Suppose you are on a small island with 50 other people. You know that there
will eventually be a tsunami. What percentage of your time do you spend on
tsunami preparedness vs other productive pursuits?

When it comes to regulation, we know catastrophic events will occur
eventually, but the time horizon is distant enough (where the probability of
such events approaches 1) that we collectively decide to roll the dice and
accept the risk.

Then when such an event occurs we pretend that nobody knew it would happen. We
did know it would happen, we just blindly hoped it would not happen during our
lifetime|tenure|time-in-office, etc.

The further we are from a previous event, the easier it becomes (politically)
to erode the protections that are in place. So much lobbying successfully
attempts to do this.

This is predictable, and as our society evolves in finance more and more risk
can be arbitraged, and so transfer of risk from the individual or firm to the
state is easier than ever before. Not only will a firm fail but its pension
fund will go away and the insurance company that insured its pension fund's
underwriting capital is only sufficient to handle two such events per year
because firms lobbied to have the requirements reduced.

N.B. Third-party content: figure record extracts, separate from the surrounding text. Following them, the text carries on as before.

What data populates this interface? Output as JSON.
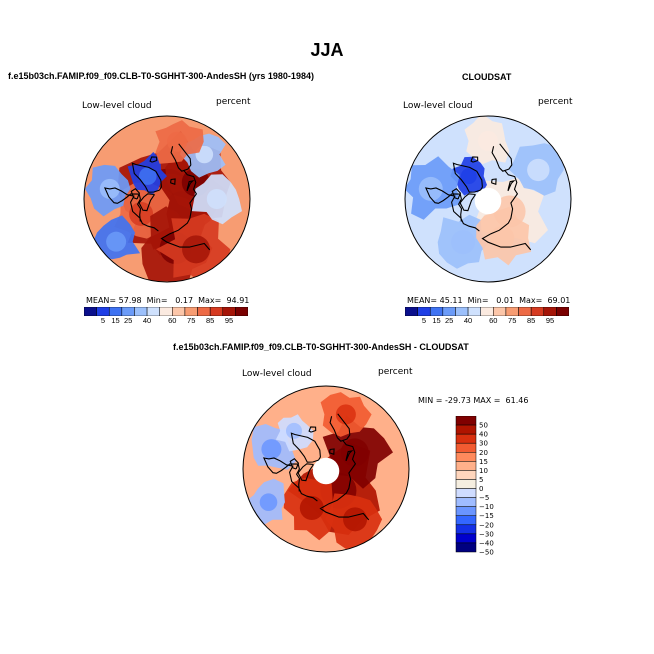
{
  "figure": {
    "title": "JJA"
  },
  "chart_data": [
    {
      "type": "heatmap",
      "projection": "north-polar-stereographic",
      "title": "f.e15b03ch.FAMIP.f09_f09.CLB-T0-SGHHT-300-AndesSH (yrs 1980-1984)",
      "left_label": "Low-level cloud",
      "right_label": "percent",
      "stats": {
        "mean_label": "MEAN=",
        "mean": "57.98",
        "min_label": "Min=",
        "min": "0.17",
        "max_label": "Max=",
        "max": "94.91"
      },
      "colorbar_ticks": [
        "5",
        "15",
        "25",
        "40",
        "60",
        "75",
        "85",
        "95"
      ],
      "field": [
        {
          "lat": 85,
          "lon": 0,
          "value": 88,
          "radius": 55
        },
        {
          "lat": 80,
          "lon": 120,
          "value": 92,
          "radius": 40
        },
        {
          "lat": 75,
          "lon": 180,
          "value": 85,
          "radius": 38
        },
        {
          "lat": 72,
          "lon": 240,
          "value": 75,
          "radius": 30
        },
        {
          "lat": 70,
          "lon": 60,
          "value": 90,
          "radius": 35
        },
        {
          "lat": 60,
          "lon": 170,
          "value": 88,
          "radius": 40
        },
        {
          "lat": 55,
          "lon": 150,
          "value": 82,
          "radius": 35
        },
        {
          "lat": 72,
          "lon": 320,
          "value": 15,
          "radius": 22
        },
        {
          "lat": 55,
          "lon": 280,
          "value": 28,
          "radius": 25
        },
        {
          "lat": 50,
          "lon": 230,
          "value": 22,
          "radius": 25
        },
        {
          "lat": 55,
          "lon": 40,
          "value": 35,
          "radius": 22
        },
        {
          "lat": 60,
          "lon": 90,
          "value": 40,
          "radius": 25
        },
        {
          "lat": 55,
          "lon": 10,
          "value": 70,
          "radius": 25
        }
      ]
    },
    {
      "type": "heatmap",
      "projection": "north-polar-stereographic",
      "title": "CLOUDSAT",
      "left_label": "Low-level cloud",
      "right_label": "percent",
      "stats": {
        "mean_label": "MEAN=",
        "mean": "45.11",
        "min_label": "Min=",
        "min": "0.01",
        "max_label": "Max=",
        "max": "69.01"
      },
      "colorbar_ticks": [
        "5",
        "15",
        "25",
        "40",
        "60",
        "75",
        "85",
        "95"
      ],
      "missing_data_poleward_of_lat": 82,
      "field": [
        {
          "lat": 75,
          "lon": 120,
          "value": 52,
          "radius": 40
        },
        {
          "lat": 72,
          "lon": 320,
          "value": 10,
          "radius": 20
        },
        {
          "lat": 55,
          "lon": 280,
          "value": 30,
          "radius": 30
        },
        {
          "lat": 60,
          "lon": 210,
          "value": 32,
          "radius": 30
        },
        {
          "lat": 55,
          "lon": 60,
          "value": 35,
          "radius": 28
        },
        {
          "lat": 55,
          "lon": 0,
          "value": 48,
          "radius": 25
        },
        {
          "lat": 65,
          "lon": 160,
          "value": 55,
          "radius": 30
        }
      ]
    },
    {
      "type": "heatmap",
      "projection": "north-polar-stereographic",
      "title": "f.e15b03ch.FAMIP.f09_f09.CLB-T0-SGHHT-300-AndesSH - CLOUDSAT",
      "left_label": "Low-level cloud",
      "right_label": "percent",
      "stats_text": "MIN = -29.73 MAX =  61.46",
      "colorbar_ticks": [
        "50",
        "40",
        "30",
        "20",
        "15",
        "10",
        "5",
        "0",
        "−5",
        "−10",
        "−15",
        "−20",
        "−30",
        "−40",
        "−50"
      ],
      "missing_data_poleward_of_lat": 82,
      "field": [
        {
          "lat": 75,
          "lon": 150,
          "value": 38,
          "radius": 45
        },
        {
          "lat": 70,
          "lon": 60,
          "value": 42,
          "radius": 35
        },
        {
          "lat": 65,
          "lon": 200,
          "value": 30,
          "radius": 30
        },
        {
          "lat": 55,
          "lon": 150,
          "value": 25,
          "radius": 30
        },
        {
          "lat": 55,
          "lon": 290,
          "value": -12,
          "radius": 25
        },
        {
          "lat": 60,
          "lon": 320,
          "value": -8,
          "radius": 20
        },
        {
          "lat": 50,
          "lon": 240,
          "value": -10,
          "radius": 22
        },
        {
          "lat": 55,
          "lon": 20,
          "value": 20,
          "radius": 25
        }
      ]
    }
  ],
  "colors": {
    "full_scale": [
      "#0a0f8c",
      "#1f3fe6",
      "#3f73f2",
      "#6b9bf8",
      "#9cc0fb",
      "#cfe1fd",
      "#fbeae0",
      "#fcc6a9",
      "#f79c72",
      "#ed6a45",
      "#d63b21",
      "#a51508",
      "#7a0000"
    ],
    "diff_scale": [
      "#000080",
      "#0000cd",
      "#1430e6",
      "#3366ff",
      "#6a95ff",
      "#9fbcff",
      "#cfdcff",
      "#f5eee0",
      "#ffd6bd",
      "#ffb08a",
      "#ff8a5c",
      "#f25b31",
      "#d9300f",
      "#b01400",
      "#800000"
    ],
    "land_outline": "#000000"
  }
}
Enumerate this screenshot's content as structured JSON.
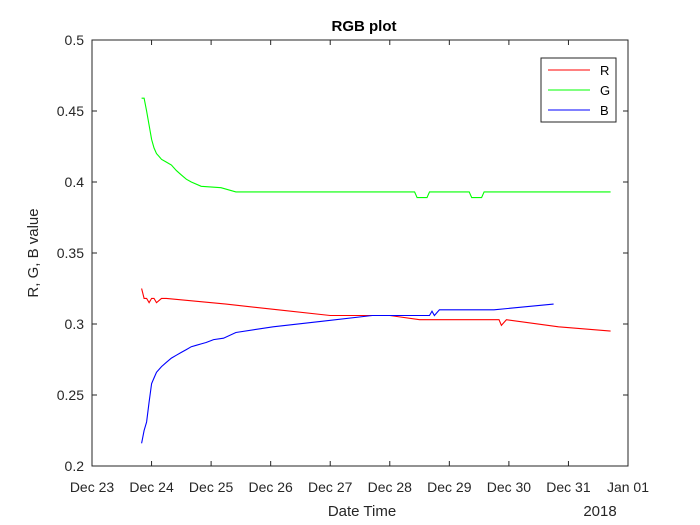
{
  "chart_data": {
    "type": "line",
    "title": "RGB plot",
    "xlabel": "Date Time",
    "ylabel": "R, G, B value",
    "year_label": "2018",
    "xlim": [
      "2017-12-23",
      "2018-01-01"
    ],
    "ylim": [
      0.2,
      0.5
    ],
    "x_ticks": [
      "2017-12-23",
      "2017-12-24",
      "2017-12-25",
      "2017-12-26",
      "2017-12-27",
      "2017-12-28",
      "2017-12-29",
      "2017-12-30",
      "2017-12-31",
      "2018-01-01"
    ],
    "x_tick_labels": [
      "Dec 23",
      "Dec 24",
      "Dec 25",
      "Dec 26",
      "Dec 27",
      "Dec 28",
      "Dec 29",
      "Dec 30",
      "Dec 31",
      "Jan 01"
    ],
    "y_ticks": [
      0.2,
      0.25,
      0.3,
      0.35,
      0.4,
      0.45,
      0.5
    ],
    "y_tick_labels": [
      "0.2",
      "0.25",
      "0.3",
      "0.35",
      "0.4",
      "0.45",
      "0.5"
    ],
    "grid": false,
    "legend_position": "top-right",
    "series": [
      {
        "name": "R",
        "color": "#ff0000",
        "x": [
          "2017-12-23 20:00",
          "2017-12-23 21:00",
          "2017-12-23 22:00",
          "2017-12-23 23:00",
          "2017-12-24 00:00",
          "2017-12-24 01:00",
          "2017-12-24 02:00",
          "2017-12-24 04:00",
          "2017-12-24 05:00",
          "2017-12-24 06:00",
          "2017-12-25 06:00",
          "2017-12-26 03:00",
          "2017-12-27 00:00",
          "2017-12-28 00:00",
          "2017-12-28 12:00",
          "2017-12-29 00:00",
          "2017-12-29 20:00",
          "2017-12-29 21:00",
          "2017-12-29 23:00",
          "2017-12-30 20:00",
          "2017-12-31 17:00"
        ],
        "y": [
          0.325,
          0.318,
          0.318,
          0.315,
          0.318,
          0.318,
          0.315,
          0.318,
          0.318,
          0.318,
          0.314,
          0.31,
          0.306,
          0.306,
          0.303,
          0.303,
          0.303,
          0.299,
          0.303,
          0.298,
          0.295
        ]
      },
      {
        "name": "G",
        "color": "#00ff00",
        "x": [
          "2017-12-23 20:00",
          "2017-12-23 21:00",
          "2017-12-23 22:00",
          "2017-12-23 23:00",
          "2017-12-24 00:00",
          "2017-12-24 01:00",
          "2017-12-24 02:00",
          "2017-12-24 03:00",
          "2017-12-24 04:00",
          "2017-12-24 06:00",
          "2017-12-24 08:00",
          "2017-12-24 10:00",
          "2017-12-24 12:00",
          "2017-12-24 14:00",
          "2017-12-24 16:00",
          "2017-12-24 20:00",
          "2017-12-25 04:00",
          "2017-12-25 10:00",
          "2017-12-28 10:00",
          "2017-12-28 11:00",
          "2017-12-28 15:00",
          "2017-12-28 16:00",
          "2017-12-29 08:00",
          "2017-12-29 09:00",
          "2017-12-29 13:00",
          "2017-12-29 14:00",
          "2017-12-31 17:00"
        ],
        "y": [
          0.459,
          0.459,
          0.45,
          0.44,
          0.43,
          0.424,
          0.42,
          0.418,
          0.416,
          0.414,
          0.412,
          0.408,
          0.405,
          0.402,
          0.4,
          0.397,
          0.396,
          0.393,
          0.393,
          0.389,
          0.389,
          0.393,
          0.393,
          0.389,
          0.389,
          0.393,
          0.393
        ]
      },
      {
        "name": "B",
        "color": "#0000ff",
        "x": [
          "2017-12-23 20:00",
          "2017-12-23 21:00",
          "2017-12-23 22:00",
          "2017-12-23 23:00",
          "2017-12-24 00:00",
          "2017-12-24 01:00",
          "2017-12-24 02:00",
          "2017-12-24 04:00",
          "2017-12-24 06:00",
          "2017-12-24 08:00",
          "2017-12-24 10:00",
          "2017-12-24 12:00",
          "2017-12-24 14:00",
          "2017-12-24 16:00",
          "2017-12-24 18:00",
          "2017-12-24 20:00",
          "2017-12-24 22:00",
          "2017-12-25 01:00",
          "2017-12-25 05:00",
          "2017-12-25 10:00",
          "2017-12-26 01:00",
          "2017-12-26 21:00",
          "2017-12-27 17:00",
          "2017-12-28 16:00",
          "2017-12-28 17:00",
          "2017-12-28 18:00",
          "2017-12-28 20:00",
          "2017-12-29 18:00",
          "2017-12-30 18:00"
        ],
        "y": [
          0.216,
          0.225,
          0.231,
          0.245,
          0.258,
          0.262,
          0.266,
          0.27,
          0.273,
          0.276,
          0.278,
          0.28,
          0.282,
          0.284,
          0.285,
          0.286,
          0.287,
          0.289,
          0.29,
          0.294,
          0.298,
          0.302,
          0.306,
          0.306,
          0.309,
          0.306,
          0.31,
          0.31,
          0.314
        ]
      }
    ]
  }
}
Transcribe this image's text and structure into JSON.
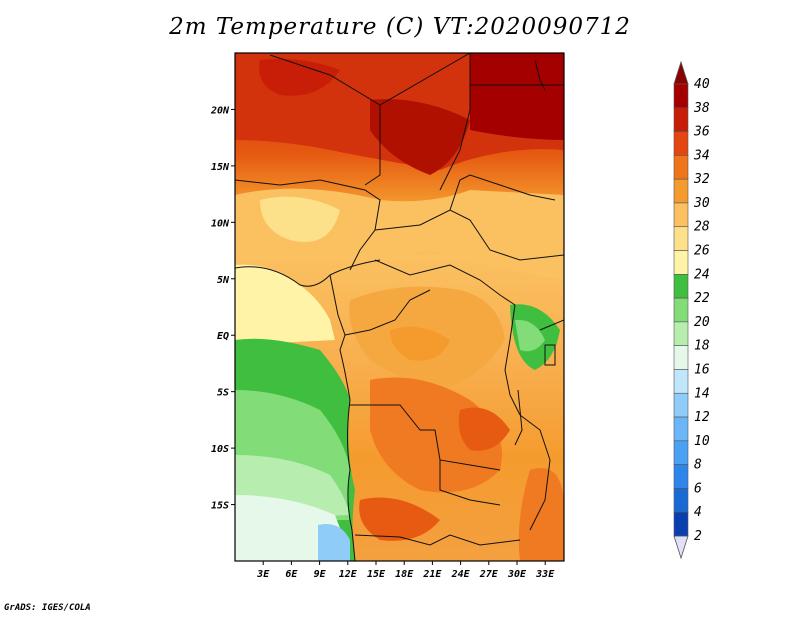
{
  "title": "2m Temperature (C) VT:2020090712",
  "credit": "GrADS: IGES/COLA",
  "map": {
    "region": "Central Africa",
    "lon_range": [
      0,
      35
    ],
    "lat_range": [
      -20,
      25
    ],
    "lon_ticks": [
      "3E",
      "6E",
      "9E",
      "12E",
      "15E",
      "18E",
      "21E",
      "24E",
      "27E",
      "30E",
      "33E"
    ],
    "lat_ticks": [
      "20N",
      "15N",
      "10N",
      "5N",
      "EQ",
      "5S",
      "10S",
      "15S"
    ]
  },
  "colorbar": {
    "levels": [
      "2",
      "4",
      "6",
      "8",
      "10",
      "12",
      "14",
      "16",
      "18",
      "20",
      "22",
      "24",
      "26",
      "28",
      "30",
      "32",
      "34",
      "36",
      "38",
      "40"
    ],
    "colors": [
      "#0c0c6e",
      "#0a3fb0",
      "#1a6ad6",
      "#2e86ec",
      "#4aa0f2",
      "#6ab6f6",
      "#90ccf8",
      "#bfe6fb",
      "#e6f8ea",
      "#b7eeb0",
      "#82dc78",
      "#3fbe3f",
      "#fff3a8",
      "#fde08a",
      "#fbc060",
      "#f59b2e",
      "#f0741a",
      "#e3470f",
      "#c81e08",
      "#a50000",
      "#8c0000"
    ]
  }
}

The capital freed due
to lessened underwriting requirements now funds some other industry which is
propped on this risk transfer.

So over time we move in lock step to ignore systemic risk and to double down
and double down again on existing assumptions about how much underwriting is
necessary, etc.

Quantitative Easing is the intentional erosion of risk capital standards,
intended to put more capital into the economy to do exactly this.

While it's a relief that the bailout largely worked, it's discomfiting to
think about the many perverse incentives that have now been added to the mix.